The concept of synchronicity has always been integral to Eastern thought but Jung was largely responsible for developing it in the West. He gave Albert Einstein credit for his inspiration - the two met when Einstein was developing his theory of relativity and it prompted Jung to consider a possible relativity of time as well as space. In his research Jung had encountered numerous synchronicities that he could not explain and which were so meaningful that their occurrence by chance would be highly improbable. As an example Jung quoted an incident that happened to one of his patients, who was describing a dream she had about a golden scarab. As she spoke Jung heard tapping at the window and when he opened it he found a scarabaeid beetle. His patient was so surprised by the coincidence that she stopped being defensive in therapy and started to consider what this could mean. Jung pointed out that the scarab was an archetypal symbol of rebirth and this led to greater maturity in his patient.

Jung also cited a personal example, and the following, from his 'Memories, Dreams, Reflections' [1962], sheds light both on the phenomenon itself and how Jung came to think about the relatedness between the inner and outer realms:

"I recall one time during the Second World War when I was returning home from Bollingen. I had a book with me, but could not read, for the moment the train started to move I was overpowered by the image of someone drowning. This was a memory of an accident that had happened while I was on military service. During the entire journey I could not rid myself of it. It struck me as uncanny, and I thought, "What has happened? Can there have been an accident?"
I got out at Erlenbach and walked home, still troubled by this memory. My second daughter's children were in the garden. The family was living with us, having returned to Switzerland from Paris because of the war. The children stood looking rather upset, and when I asked, "Why what is the matter?" they told me that Adrian, then the youngest of the boys, had fallen into the water in the boathouse. It is quite deep there and since he could not really swim he had almost drowned. His older brother had fished him out. This had taken place at exactly the time I have been assailed by that memory in the train."

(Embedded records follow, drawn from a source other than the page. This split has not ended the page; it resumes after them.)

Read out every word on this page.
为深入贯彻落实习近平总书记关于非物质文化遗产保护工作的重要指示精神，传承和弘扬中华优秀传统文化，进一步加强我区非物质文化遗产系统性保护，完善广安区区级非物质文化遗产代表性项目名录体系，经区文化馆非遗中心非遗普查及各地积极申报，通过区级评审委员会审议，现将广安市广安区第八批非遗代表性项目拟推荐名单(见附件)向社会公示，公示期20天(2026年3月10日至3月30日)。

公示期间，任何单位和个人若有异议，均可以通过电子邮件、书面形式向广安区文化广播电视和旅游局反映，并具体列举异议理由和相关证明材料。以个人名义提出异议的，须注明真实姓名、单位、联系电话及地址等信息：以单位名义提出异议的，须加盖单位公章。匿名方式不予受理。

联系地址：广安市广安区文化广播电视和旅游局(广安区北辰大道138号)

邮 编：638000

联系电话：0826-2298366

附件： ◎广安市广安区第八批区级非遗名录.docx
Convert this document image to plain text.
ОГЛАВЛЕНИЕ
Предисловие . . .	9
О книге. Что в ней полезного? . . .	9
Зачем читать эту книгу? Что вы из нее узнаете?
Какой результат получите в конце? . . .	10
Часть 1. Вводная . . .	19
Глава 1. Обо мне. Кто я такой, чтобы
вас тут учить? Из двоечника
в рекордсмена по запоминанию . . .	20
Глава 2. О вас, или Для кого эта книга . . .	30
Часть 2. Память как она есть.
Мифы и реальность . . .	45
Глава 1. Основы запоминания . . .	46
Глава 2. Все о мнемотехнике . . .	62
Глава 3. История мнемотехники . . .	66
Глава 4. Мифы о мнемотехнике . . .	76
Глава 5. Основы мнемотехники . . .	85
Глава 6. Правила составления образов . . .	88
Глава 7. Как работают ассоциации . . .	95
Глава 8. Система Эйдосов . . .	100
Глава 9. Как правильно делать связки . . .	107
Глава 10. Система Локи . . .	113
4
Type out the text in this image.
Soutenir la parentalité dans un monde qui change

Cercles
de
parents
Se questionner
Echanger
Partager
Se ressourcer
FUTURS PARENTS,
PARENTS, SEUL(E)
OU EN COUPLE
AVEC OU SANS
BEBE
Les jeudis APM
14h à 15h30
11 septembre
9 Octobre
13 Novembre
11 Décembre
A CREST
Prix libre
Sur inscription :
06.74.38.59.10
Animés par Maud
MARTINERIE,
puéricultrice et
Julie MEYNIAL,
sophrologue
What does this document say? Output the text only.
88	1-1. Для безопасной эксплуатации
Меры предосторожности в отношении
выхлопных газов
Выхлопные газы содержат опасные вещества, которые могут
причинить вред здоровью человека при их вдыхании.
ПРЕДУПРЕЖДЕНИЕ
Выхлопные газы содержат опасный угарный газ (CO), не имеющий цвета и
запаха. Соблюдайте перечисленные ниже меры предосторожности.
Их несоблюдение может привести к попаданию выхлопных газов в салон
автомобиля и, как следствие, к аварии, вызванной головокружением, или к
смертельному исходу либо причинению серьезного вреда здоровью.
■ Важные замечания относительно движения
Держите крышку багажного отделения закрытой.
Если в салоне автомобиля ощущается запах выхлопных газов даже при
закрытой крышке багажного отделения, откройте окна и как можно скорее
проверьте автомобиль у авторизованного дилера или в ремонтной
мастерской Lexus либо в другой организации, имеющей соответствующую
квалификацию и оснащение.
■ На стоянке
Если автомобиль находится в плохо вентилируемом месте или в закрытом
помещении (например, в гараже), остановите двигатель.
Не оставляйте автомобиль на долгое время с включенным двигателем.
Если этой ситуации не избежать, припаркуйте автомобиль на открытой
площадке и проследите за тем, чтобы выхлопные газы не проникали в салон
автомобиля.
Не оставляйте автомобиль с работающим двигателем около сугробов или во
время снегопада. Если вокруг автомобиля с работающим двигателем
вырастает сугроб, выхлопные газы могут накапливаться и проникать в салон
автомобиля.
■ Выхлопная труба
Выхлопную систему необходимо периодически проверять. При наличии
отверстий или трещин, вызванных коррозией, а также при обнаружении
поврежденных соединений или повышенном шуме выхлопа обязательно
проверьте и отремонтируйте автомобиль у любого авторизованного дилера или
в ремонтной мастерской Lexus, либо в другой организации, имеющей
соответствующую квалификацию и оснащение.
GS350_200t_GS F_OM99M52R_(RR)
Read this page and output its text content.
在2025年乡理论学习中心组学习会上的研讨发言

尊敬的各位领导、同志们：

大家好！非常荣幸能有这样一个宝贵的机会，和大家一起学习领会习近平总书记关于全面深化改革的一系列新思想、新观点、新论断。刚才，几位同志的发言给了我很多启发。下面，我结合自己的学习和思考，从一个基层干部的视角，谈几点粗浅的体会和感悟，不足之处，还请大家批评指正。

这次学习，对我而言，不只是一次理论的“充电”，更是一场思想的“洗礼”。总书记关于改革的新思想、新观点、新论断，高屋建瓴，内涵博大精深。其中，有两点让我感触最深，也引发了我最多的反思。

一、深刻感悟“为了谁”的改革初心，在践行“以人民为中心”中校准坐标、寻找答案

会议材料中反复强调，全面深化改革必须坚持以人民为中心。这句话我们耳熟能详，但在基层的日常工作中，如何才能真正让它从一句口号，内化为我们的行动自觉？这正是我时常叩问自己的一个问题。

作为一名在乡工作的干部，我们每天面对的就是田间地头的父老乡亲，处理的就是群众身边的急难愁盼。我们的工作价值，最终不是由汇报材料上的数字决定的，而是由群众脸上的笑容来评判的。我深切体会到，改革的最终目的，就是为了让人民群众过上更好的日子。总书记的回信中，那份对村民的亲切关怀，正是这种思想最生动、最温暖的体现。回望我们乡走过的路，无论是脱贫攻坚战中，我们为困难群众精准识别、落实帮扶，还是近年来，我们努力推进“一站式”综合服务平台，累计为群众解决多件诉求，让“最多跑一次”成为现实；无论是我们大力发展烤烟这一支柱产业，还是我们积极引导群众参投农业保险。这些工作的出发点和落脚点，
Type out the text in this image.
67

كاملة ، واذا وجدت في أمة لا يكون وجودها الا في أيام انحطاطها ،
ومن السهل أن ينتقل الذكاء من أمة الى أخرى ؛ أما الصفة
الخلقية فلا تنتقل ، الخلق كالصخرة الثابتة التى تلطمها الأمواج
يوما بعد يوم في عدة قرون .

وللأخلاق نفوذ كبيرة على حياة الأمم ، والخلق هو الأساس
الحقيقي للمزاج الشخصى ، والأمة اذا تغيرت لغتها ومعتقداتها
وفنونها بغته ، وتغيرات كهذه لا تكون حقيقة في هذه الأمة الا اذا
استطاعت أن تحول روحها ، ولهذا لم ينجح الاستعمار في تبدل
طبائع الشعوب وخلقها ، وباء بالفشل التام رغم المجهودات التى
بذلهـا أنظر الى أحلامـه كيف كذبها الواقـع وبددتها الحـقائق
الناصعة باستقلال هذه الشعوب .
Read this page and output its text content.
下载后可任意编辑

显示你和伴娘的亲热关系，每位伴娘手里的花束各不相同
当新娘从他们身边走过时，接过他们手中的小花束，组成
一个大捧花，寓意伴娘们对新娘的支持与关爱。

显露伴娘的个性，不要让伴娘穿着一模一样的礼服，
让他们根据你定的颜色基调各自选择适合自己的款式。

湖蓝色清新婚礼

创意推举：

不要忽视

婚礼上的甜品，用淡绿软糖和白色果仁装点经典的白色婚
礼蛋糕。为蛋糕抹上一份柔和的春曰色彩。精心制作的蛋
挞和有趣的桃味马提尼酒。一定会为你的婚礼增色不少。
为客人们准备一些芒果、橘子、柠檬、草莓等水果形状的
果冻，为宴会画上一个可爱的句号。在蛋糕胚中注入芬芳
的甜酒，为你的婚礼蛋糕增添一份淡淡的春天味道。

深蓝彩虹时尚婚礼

Jung spent many years studying synchronicity in an attempt to discover why it occurred and in the latter part of his life explored quantum theory in an effort to explain it. However, he eventually came to accept that the mysterious connection between two seemingly unrelated aspects of mind and matter was that they were two different expressions of the same thing - vibrational energy.

Synchronicity for Jung was an alignment of 'universal forces' with the life experiences of an individual. Jung believed that many experiences perceived as coincidences were not merely due to chance, but instead reflected the creation of an event or circumstances by the coinciding or alignment of such forces. The process of becoming intuitively away and acting in harmony with these forces is what Jung labeled 'individuation' Jung said that an individuated person would actually shape events around them through the communication of their conscious with the collective unconscious.

Synchronicity has increasingly come to the fore in modern research by psychologists, parapsychologist and scientists on the nature of consciousness. For example, similarities between quantum physics and Eastern thought have been pointed out by Fritjof Capra in 'The Tao of Physics' [1984], and in his groundbreaking text 'Synchronicity: The Bridge Between Mind and matter' author F David Peat observes that synchronicity may appear naturally to a mind that is constantly evolving and sensitive to change.

Sceptics argue that the theory of synchronicity is not scientific at all, but an example of magical thinking, but despite this the idea remains popular today and is an important concept in the modern mind/body/spirit canon. Enthusiasts believe that even just being aware of the phenomenon can increase a persons awareness of universal harmonies and correpondences and open him or her up to new ways of thinking, being and living, and to new orders of political, social and spiritual unities.